これは 『ともしい日の記念』の四月の章、 「かなしみの後に」という随筆の後半に出てくる文章。。 「かなしみの後に」は青空文庫でも公開されていないので内容は控えますが、 1920年の3月から5月までの思い出がつづられています。

その片山さんの「かなしみの後に」、、 「飛行機がまゐりました。」

読んだとき、 いったい何のことだろう… と思いました。 若い女中さんのこの言葉はまるで 「タクシーがまいりました」と呼びに来ているみたいで、、 飛行機に乗るの…? どこから…? なんて、 一瞬考えてしまったのでした。 大正9年のことなのに、、

それは 続きを読むとわかるのですが、 片山さんは女中さんに呼ばれて、 庭へ降り立ち 東京上空を飛んでくる飛行機を見上げたのでした。。

 ***

かなしみの後で見上げた飛行機。。 この随筆の印象があまりに鮮烈だったもので、 このとき片山さんの空を飛んでいた飛行機はどんなだったのだろう… と検索しました(本文の注釈も参考にして…)

それは 1920年5月末日、 ローマから東京へ飛んできたアルトゥーロ・フェラーリンの飛行機でした(>>wiki アルトゥーロ・フェラーリン)

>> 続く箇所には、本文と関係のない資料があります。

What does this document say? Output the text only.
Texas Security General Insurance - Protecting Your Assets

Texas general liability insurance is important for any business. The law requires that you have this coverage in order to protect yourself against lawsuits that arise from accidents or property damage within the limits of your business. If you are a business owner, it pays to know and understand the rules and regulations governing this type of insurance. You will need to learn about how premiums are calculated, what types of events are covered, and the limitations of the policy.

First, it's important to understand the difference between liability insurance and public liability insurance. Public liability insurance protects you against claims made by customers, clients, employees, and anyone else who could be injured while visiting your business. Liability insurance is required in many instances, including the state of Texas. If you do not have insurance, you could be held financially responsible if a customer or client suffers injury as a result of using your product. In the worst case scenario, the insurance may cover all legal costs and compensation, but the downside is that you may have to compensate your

wikipedia の記述からわかりますが、 きっと大々的に新聞に載ったりして、 その日 東京へ飛行機が飛んでくることは大きな話題になっていたのでしょうね。 それで若い女中さんは 今か今かと気にかけていて、 それでエンジン音がきっと聞こえてきて 「飛行機がまゐりました。」 とあわてて奥様を呼びに行ったのでしょうね。

 ***

エルザ・トリオレの『ルナ=パーク』の女性飛行士ブランシュは、、(これもネタバレごめんなさい…) 長距離飛行に出たのち消息を絶ちます。 おそらく砂漠のどこかで…

上記の片山さんの随筆に出てくる長距離飛行のことなど検索しているうちに、 アメリア・イアハートという女性パイロットの記述に辿り着きました… この方のことは全然存じませんでした。。 女性として初の大西洋単独横断飛行をした人。 そして 赤道上世界一周飛行の挑戦中に消息を絶った人…

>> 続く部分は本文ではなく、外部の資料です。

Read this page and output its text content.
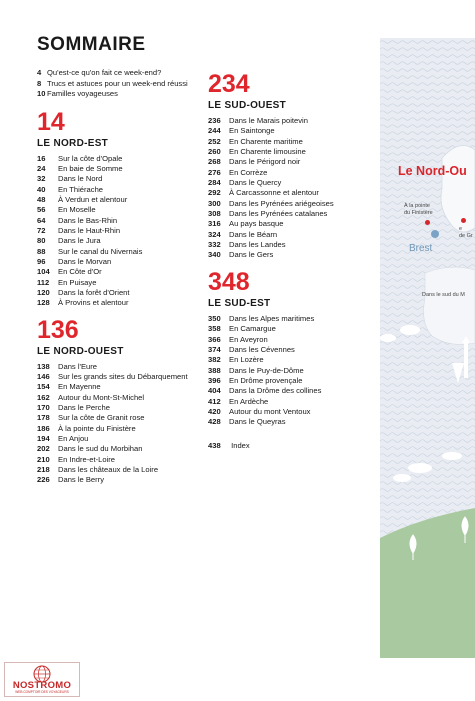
SOMMAIRE
4 Qu'est-ce qu'on fait ce week-end?
8 Trucs et astuces pour un week-end réussi
10 Familles voyageuses
14
LE NORD-EST
16 Sur la côte d'Opale
24 En baie de Somme
32 Dans le Nord
40 En Thiérache
48 À Verdun et alentour
56 En Moselle
64 Dans le Bas-Rhin
72 Dans le Haut-Rhin
80 Dans le Jura
88 Sur le canal du Nivernais
96 Dans le Morvan
104 En Côte d'Or
112 En Puisaye
120 Dans la forêt d'Orient
128 À Provins et alentour
136
LE NORD-OUEST
138 Dans l'Eure
146 Sur les grands sites du Débarquement
154 En Mayenne
162 Autour du Mont-St-Michel
170 Dans le Perche
178 Sur la côte de Granit rose
186 À la pointe du Finistère
194 En Anjou
202 Dans le sud du Morbihan
210 En Indre-et-Loire
218 Dans les châteaux de la Loire
226 Dans le Berry
234
LE SUD-OUEST
236 Dans le Marais poitevin
244 En Saintonge
252 En Charente maritime
260 En Charente limousine
268 Dans le Périgord noir
276 En Corrèze
284 Dans le Quercy
292 À Carcassonne et alentour
300 Dans les Pyrénées ariégeoises
308 Dans les Pyrénées catalanes
316 Au pays basque
324 Dans le Béarn
332 Dans les Landes
340 Dans le Gers
348
LE SUD-EST
350 Dans les Alpes maritimes
358 En Camargue
366 En Aveyron
374 Dans les Cévennes
382 En Lozère
388 Dans le Puy-de-Dôme
396 En Drôme provençale
404 Dans la Drôme des collines
412 En Ardèche
420 Autour du mont Ventoux
428 Dans le Queyras
438 Index
Le Nord-Ou
À la pointe
du Finistère
e
de Gr
Brest
Dans le sud du M
NOSTROMO
WEB COMPTOIR DES VOYAGEURS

ウィキに載っていたポートレートにも魅了されました。 かっこいい美しい人(>>アメリア・イアハート

エルザ・トリオレが『ルナ=パーク』の女性飛行士ブランシュを創造した背景には  アメリア・イアハートの存在などもきっとあったのでしょう。 

アメリア・イアハートについては いろんな本も出ていて、 その謎の失踪についても日本軍に捕らえられただとかいろいろな憶測などもあったのだそうです。 『アメリア 永遠の翼』という映画にもなっていて、 出演がヒラリー・スワンクとリチャード・ギアですって。。 想像できそう、、 ヒラリ・スワンクはそっくりな気がします。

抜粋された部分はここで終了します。